Let me start with legacies, with the importance of telling women’s stories from the past as well as the present, not just because doing so fills out the historical narrative or even sometimes corrects the historical narrative, but because it changes how we think about our own roles in the here and now. And it prepares us for a future where we are increasingly in the forefront.

We don’t have to look far to see examples of women moving into leadership roles, running for office, starting and expanding businesses, and a host of other occupations that would have been unthinkable in the not too distant past. In 1960, a little more than 10% of women were the chief breadwinner in their families; that number is now 42%.[1] Women currently hold 51% of personal wealth in the US, a percentage that is projected to grow over the next decade.[2] This has huge implications not only for philanthropy but for how the economy and government work.

Faced with these implications and trends, it may seem counter-intuitive to advocate for paying more attention to history, but I think it is crucial if we want to fully grasp the nature of leadership and how we can help the generations coming behind us feel a sense of ownership for our collective future.

I can’t count the number of times I’ve learned about a woman from the past who has done something utterly remarkable – an invention, a whole field of study, a work of creative genius – but who we (or perhaps just I) have never heard of. And when I learn about the extent of her legacy, I’m not only inspired and impressed, it deepens my sense of belonging, of ownership, of value. It gives me shoulders to stand on.

As you know, my career background is in technology, a field not exactly known for gender parity, but of course it turns out that many of the geniuses and pioneers of computing were women, often women we’ve never heard of, or if we have, not in the context of their extraordinary contributions.

I’ll give you two quick examples: Elizebeth Friedman, whose life spanned nearly the whole of the 20th century and who, along with her husband, essentially invented the field of cryptography, starting during World War I. She was actually born in Huntington, Indiana, just outside of Fort Wayne.

As a woman in her early twenties, she became one of the greatest codebreakers in the country, devising completely new conceptual approaches to breaking the most difficult ciphers.

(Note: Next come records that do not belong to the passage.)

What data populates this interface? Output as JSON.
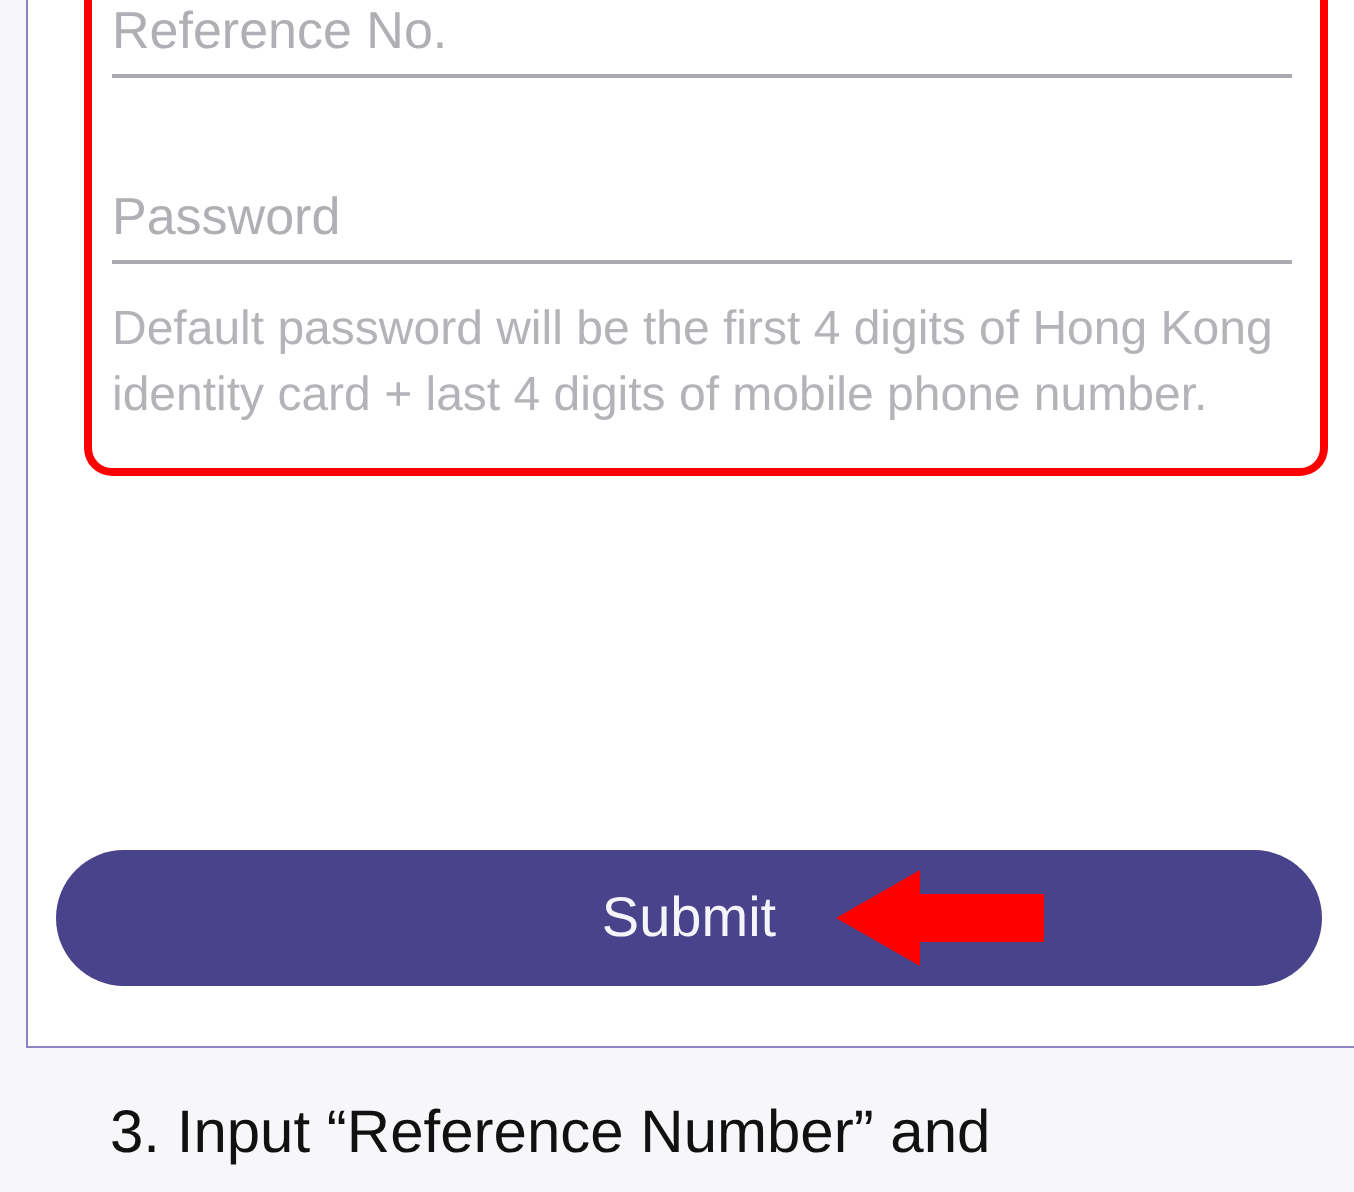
{
  "form": {
    "fields": [
      {
        "placeholder": "Reference No."
      },
      {
        "placeholder": "Password"
      }
    ],
    "hint": "Default password will be the first 4 digits of Hong Kong identity card + last 4 digits of mobile phone number.",
    "submit_button": {
      "label": "Submit"
    }
  },
  "caption": "3. Input “Reference Number” and"
}
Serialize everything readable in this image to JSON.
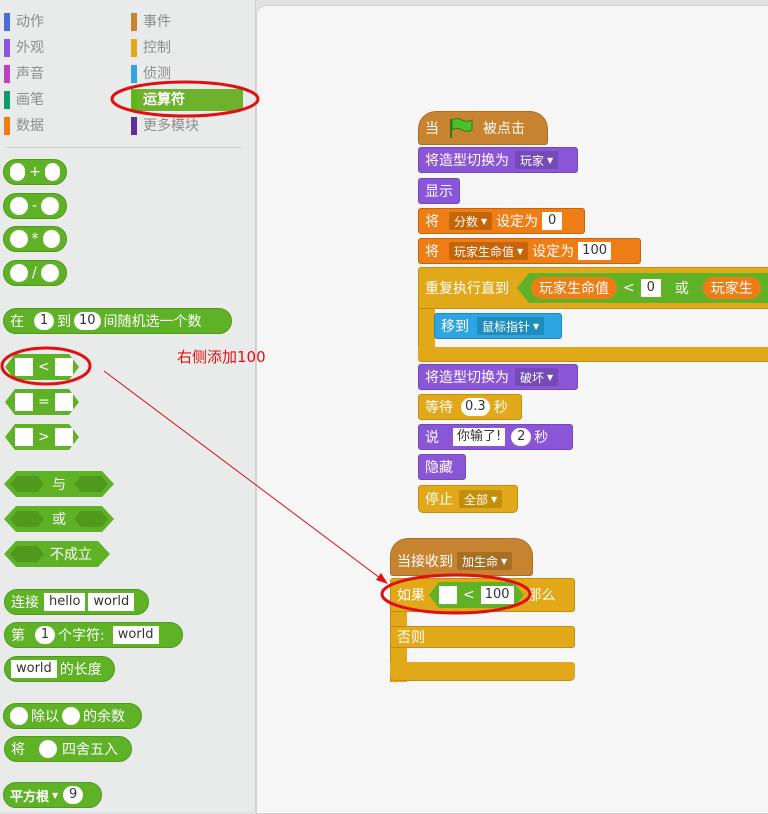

She was self-taught, and used her talents to catch smugglers during Prohibition; exposed Nazi spy rings across South America; and became a driving force in the creation of the NSA and modern intelligence, which has become a crucial discipline within computing.

Her husband William was equally influential, cracking the Japanese equivalent of the German Enigma machine that helped make Alan Turing famous. And of course, it is he who has been immortalized. Until very recently, Elizebeth, his equal and in some people’s minds, even the superior intellect, was invisible to those who followed in her footsteps.